MultiMedia Masal
※Bölüm Bir※
"Masal!"
"Efendim?"dedim mutfaktan çıkıp babamın yanına giderken. Bana baktı ve güldü. İlk defa bana gülüyordu. Gözlerim anneme kaydı. Dolu gözleri benim gözlerime çarpınca gözlerini kaçırdı.
"Ne oldu baba?"dedim titreyen sesimle.
"Sana iki seçenek veriyorum,"dediğinde derin bir nefes aldım. Bana hayatım boyunca hep iki seçenek vermişti. Hepsi de hep kendi yararına olurdu. Konuşmayınca,
"Seni dinliyorum baba,"dedim. Güldü.
"Açık konuşacağım. Bu gün akşam görücü geliyor. Zengin bir ailenin çocuğu. Ya evlenirsin, ya intihar edersin. Karar senin. Ama anneni üzmek istemezsin değil mi?"dediğinde dolmuş gözlerimi annemin ağlayan yüzüne çevirdim. Tekrar babama bakıp kafamı salladım.

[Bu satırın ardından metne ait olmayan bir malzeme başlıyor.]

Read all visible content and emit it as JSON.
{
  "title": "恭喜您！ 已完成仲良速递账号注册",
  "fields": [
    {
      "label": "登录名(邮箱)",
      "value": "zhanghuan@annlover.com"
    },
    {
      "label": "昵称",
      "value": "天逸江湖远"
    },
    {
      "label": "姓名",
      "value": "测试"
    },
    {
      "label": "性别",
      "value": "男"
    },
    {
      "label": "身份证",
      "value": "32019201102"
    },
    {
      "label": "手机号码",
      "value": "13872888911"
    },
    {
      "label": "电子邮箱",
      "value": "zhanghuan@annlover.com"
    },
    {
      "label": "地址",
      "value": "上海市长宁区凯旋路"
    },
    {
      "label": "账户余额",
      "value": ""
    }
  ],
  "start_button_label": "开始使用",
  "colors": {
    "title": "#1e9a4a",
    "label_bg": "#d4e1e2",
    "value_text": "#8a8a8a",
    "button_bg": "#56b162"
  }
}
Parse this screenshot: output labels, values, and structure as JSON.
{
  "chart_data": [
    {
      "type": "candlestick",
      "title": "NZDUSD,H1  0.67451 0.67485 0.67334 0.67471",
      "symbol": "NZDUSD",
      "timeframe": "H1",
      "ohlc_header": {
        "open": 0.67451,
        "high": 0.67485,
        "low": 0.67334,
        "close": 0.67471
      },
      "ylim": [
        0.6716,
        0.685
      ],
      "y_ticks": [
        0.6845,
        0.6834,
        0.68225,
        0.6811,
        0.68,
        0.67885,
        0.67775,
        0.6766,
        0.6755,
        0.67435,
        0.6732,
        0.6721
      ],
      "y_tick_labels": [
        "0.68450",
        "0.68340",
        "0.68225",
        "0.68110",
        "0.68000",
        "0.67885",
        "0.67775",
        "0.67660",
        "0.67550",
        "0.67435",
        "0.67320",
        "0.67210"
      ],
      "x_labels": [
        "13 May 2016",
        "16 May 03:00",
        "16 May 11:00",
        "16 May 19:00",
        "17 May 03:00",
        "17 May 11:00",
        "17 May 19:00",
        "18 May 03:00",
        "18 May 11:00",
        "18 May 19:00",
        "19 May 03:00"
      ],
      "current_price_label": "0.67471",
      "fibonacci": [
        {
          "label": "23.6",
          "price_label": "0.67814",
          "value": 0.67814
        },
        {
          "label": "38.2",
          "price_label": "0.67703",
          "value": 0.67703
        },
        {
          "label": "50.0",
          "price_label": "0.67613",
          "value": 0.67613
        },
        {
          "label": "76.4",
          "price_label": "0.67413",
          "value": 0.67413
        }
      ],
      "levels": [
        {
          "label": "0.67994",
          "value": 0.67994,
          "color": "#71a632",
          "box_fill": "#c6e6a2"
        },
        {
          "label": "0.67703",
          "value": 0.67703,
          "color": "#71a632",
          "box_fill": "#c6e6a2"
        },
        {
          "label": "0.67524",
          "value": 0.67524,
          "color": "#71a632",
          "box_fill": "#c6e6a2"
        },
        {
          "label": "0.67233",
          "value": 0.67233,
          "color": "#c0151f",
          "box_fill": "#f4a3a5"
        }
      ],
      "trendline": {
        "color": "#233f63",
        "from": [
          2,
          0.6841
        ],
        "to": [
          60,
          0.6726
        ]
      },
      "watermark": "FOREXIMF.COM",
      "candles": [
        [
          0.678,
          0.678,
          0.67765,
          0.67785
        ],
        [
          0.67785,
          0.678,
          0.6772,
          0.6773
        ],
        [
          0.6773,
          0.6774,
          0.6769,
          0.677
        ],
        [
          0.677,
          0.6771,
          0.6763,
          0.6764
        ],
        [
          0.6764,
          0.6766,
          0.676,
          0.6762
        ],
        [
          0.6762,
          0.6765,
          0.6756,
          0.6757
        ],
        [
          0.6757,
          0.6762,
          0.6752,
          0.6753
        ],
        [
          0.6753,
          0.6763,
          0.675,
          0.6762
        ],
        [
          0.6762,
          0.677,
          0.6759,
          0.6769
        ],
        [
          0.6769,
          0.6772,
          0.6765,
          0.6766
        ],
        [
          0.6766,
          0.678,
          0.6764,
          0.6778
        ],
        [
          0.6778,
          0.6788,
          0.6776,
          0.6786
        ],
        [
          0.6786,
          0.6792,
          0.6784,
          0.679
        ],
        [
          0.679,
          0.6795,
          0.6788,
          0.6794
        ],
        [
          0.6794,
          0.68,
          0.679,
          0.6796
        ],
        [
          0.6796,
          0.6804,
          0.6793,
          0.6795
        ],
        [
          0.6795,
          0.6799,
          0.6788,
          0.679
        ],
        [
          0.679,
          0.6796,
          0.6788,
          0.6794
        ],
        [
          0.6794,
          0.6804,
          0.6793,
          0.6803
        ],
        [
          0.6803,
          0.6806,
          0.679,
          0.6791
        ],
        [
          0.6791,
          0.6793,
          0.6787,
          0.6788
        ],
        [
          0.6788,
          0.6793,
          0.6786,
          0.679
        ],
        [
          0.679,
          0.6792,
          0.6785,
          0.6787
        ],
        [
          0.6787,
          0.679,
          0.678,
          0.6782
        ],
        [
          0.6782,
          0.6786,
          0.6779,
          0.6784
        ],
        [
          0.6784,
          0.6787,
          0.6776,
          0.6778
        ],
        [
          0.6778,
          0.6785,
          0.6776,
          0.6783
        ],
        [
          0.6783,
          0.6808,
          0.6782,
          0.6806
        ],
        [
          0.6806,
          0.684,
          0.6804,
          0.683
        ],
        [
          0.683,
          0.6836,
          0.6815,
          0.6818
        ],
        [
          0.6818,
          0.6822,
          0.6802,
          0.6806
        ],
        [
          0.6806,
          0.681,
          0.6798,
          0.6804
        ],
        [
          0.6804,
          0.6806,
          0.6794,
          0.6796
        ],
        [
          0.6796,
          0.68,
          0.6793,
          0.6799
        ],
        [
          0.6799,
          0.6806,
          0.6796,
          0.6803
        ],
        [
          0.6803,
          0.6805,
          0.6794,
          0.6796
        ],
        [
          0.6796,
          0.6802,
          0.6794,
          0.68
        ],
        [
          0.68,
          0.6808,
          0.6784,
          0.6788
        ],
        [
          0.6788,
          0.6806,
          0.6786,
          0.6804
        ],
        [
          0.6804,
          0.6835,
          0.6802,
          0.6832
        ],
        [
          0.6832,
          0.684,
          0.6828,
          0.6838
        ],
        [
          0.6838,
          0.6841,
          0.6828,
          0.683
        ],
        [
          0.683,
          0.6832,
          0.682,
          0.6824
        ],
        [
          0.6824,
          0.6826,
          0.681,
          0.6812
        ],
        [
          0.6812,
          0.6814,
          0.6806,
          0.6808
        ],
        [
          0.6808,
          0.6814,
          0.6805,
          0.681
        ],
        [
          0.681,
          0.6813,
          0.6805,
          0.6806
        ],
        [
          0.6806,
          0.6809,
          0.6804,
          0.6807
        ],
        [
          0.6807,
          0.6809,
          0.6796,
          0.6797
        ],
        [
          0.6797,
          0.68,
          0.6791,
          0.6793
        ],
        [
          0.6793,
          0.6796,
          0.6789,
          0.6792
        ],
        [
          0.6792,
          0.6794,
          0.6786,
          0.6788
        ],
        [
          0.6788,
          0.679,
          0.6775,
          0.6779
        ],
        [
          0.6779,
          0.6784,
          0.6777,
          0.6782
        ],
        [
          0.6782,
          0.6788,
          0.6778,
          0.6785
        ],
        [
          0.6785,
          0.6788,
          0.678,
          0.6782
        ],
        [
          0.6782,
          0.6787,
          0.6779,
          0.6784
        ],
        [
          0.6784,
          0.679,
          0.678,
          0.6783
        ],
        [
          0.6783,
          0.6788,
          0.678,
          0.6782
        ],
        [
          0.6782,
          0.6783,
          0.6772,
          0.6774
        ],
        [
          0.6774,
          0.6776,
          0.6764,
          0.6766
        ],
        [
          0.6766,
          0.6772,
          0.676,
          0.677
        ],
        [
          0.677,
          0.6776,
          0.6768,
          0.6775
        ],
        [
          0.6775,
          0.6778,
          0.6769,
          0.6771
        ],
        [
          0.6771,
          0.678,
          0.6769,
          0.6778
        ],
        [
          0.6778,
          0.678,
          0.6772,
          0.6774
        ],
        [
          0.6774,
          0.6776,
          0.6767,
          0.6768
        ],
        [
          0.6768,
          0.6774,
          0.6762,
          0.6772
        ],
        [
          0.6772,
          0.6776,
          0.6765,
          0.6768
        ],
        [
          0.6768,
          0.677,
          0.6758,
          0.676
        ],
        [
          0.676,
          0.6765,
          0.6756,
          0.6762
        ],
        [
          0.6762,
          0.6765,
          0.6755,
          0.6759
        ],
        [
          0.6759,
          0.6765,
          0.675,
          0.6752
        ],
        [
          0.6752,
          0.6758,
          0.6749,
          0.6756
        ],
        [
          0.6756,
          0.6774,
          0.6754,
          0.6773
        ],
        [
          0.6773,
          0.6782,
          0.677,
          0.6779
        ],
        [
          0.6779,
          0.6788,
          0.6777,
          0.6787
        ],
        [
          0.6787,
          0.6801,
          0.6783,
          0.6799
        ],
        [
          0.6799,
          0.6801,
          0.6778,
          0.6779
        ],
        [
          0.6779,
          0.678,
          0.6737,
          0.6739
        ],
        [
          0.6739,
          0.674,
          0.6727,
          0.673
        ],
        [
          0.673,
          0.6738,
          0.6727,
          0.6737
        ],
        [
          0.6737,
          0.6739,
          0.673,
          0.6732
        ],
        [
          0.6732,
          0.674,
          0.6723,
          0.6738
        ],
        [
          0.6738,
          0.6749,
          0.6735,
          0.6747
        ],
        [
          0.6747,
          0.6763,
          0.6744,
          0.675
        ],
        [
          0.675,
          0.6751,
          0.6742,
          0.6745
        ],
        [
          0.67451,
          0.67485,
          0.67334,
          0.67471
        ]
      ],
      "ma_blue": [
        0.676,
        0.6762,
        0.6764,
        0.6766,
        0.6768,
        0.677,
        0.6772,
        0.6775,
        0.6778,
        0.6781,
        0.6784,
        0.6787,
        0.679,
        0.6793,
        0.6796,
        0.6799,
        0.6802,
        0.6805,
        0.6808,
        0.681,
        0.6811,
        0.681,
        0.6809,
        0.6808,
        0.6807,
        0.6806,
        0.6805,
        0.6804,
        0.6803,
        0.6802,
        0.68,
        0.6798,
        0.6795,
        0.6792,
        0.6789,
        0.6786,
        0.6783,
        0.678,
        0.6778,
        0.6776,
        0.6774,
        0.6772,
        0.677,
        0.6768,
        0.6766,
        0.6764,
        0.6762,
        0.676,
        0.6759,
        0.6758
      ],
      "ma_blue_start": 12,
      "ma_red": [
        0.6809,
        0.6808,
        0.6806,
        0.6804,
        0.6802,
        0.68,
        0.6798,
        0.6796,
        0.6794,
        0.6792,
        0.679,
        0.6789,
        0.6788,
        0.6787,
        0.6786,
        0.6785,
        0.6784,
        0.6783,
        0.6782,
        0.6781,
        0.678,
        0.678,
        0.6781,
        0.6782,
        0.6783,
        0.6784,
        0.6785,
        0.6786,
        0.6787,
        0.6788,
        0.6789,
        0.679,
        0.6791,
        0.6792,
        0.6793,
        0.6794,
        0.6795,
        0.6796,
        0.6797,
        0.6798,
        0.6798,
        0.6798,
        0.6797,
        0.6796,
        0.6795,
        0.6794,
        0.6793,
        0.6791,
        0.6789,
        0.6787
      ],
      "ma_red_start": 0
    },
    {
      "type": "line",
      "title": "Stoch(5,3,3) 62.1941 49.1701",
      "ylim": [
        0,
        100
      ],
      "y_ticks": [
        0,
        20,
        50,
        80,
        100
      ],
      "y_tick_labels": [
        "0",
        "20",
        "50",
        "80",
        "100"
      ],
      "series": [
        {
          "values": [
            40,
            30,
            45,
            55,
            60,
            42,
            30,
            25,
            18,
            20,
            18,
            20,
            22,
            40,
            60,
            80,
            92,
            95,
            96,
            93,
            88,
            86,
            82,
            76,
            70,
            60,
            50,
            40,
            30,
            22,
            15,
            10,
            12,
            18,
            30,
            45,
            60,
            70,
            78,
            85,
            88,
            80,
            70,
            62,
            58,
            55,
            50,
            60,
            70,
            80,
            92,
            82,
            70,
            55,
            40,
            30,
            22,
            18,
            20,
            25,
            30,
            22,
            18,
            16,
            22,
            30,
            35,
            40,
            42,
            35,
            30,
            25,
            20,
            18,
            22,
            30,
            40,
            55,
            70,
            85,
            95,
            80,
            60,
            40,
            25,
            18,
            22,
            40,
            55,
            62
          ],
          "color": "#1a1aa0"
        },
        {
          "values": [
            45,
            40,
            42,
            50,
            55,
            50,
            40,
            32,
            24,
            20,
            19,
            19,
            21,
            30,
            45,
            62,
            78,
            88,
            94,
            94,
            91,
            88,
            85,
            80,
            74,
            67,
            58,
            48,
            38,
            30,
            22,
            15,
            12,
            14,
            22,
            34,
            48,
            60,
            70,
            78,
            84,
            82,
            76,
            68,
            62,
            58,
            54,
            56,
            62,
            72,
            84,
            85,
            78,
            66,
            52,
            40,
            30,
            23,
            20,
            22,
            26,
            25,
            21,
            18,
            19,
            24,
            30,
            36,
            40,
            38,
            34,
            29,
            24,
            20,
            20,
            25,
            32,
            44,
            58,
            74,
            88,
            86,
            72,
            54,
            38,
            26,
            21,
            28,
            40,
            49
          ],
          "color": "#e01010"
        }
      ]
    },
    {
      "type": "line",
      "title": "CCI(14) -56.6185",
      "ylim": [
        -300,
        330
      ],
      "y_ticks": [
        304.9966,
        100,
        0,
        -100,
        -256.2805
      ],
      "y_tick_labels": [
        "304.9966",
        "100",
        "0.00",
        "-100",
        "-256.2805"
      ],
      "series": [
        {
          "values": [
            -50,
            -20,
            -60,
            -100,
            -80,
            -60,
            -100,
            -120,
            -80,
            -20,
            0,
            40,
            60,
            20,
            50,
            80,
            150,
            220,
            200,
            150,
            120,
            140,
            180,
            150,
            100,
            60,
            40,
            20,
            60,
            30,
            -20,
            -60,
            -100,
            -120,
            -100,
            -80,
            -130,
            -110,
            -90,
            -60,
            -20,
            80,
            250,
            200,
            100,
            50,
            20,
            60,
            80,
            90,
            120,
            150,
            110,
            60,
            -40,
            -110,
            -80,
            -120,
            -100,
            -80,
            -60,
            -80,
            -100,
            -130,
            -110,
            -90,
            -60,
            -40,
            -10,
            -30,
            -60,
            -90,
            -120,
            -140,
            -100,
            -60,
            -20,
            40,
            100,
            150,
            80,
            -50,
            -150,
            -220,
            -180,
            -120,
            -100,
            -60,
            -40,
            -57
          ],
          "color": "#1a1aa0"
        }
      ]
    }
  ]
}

"Gelsinler,"dedim çıkmayan sesimle. Annem ise kafasını hayır anlamında salladı.
***
"Kapıyı aç, Masal!"denildiğinde gidip kapıyı açtım. Gelenlere zoraki bir şekilde gülüp içeri davet ettim. Kapıyı kapatıp direk mutfağa kaçtım. Gözyaşlarım akarken kahve yapmaya çalışıyordum. Tabii dolu gözlerim buna izin vermiyordu. Sinirle elimdeki cezveyi itip kahvenin dökülmesine izin verdim. Hıçkırıklarım boğazımda düğüm olmuş nefes almamı engelliyordu. Annem gelip göz yaşlarımı sildi ve yeni bir kahve yaptı. Annem kahve tepsisini elime tutuşturup,
"Ağlama. Çocuk biraz dengesiz. Sana zarar gelmesin,"dedi. Gözlerimi iyice silip tepsiyi elinden aldım. İçeriye adım atarken gözlerimi sıkıca kapadım.
Bu adım belki de benim sonumdu...
***
Düğüne bir saat kala...
Ellerimle ağlamaktan şişmiş gözlerimi tekrar yokladım. Üstümde sade beyaz bir gelinlik yüzümde hafif bir makyaj saçım ise dağınık topuzdu. Kapı açılınca gözlerimi sıkıca kapayıp arkamı döndüm. Doruk yanıma gelip yüzümü ellerinin arasına aldı.
"Çok güzel oldun..."dediğinde gözümden bir yaş bana inat yere düştü. Gözlerinde ki ateşi görünce gözlerim korkuyla açıldı. Gözlerini kapatıp açtı sakinleşmek istercesine. O sırada elleri yavaşça kollarıma indi ve sıktı.
"Yapma bunu bana. Seviyorum kızım seni. Benim olmaktan başka çaren yok!"dediği gibi sıktığı kollarıma beni geri itti. Arkamda olan koltuğa yığılıp kaldım. O sırada içeriye Doruğun arkadaşı Efenin eşi girdi.
"Doruk! Ne yapıyorsun sen kıza?! Sen git ben getiriyorum onu!"dedi. Ben ise kendimi toparlayıp kalktım koltuktan. Doruk hızla dışarı çıkınca ne yapacağını şaşırıp geri koltuğa oturdum.
"Ben Melis. Bir hafta önce senin yerinde ben vardım. Efeyle evlenmek zorunda kaldım. Sana sonradan aşık okursun gibi yalanlar söylemeyeceğim. Sadece... kaç,"dedi ve kolumdan tuttuğu gibi ayağa kaldırdı. Hemen sonra Neşe Teyze geldi. Evet Neşe teyze doruğun annesiydi.
"Hadi,"dedi heyecanla.
***
"Abisi gelmeden balayına gidin,"
Babamın dediğini duymuştum. Ama duymamazlıktan geldim. Düğünün ortasında gidecek değilizdir herhalde.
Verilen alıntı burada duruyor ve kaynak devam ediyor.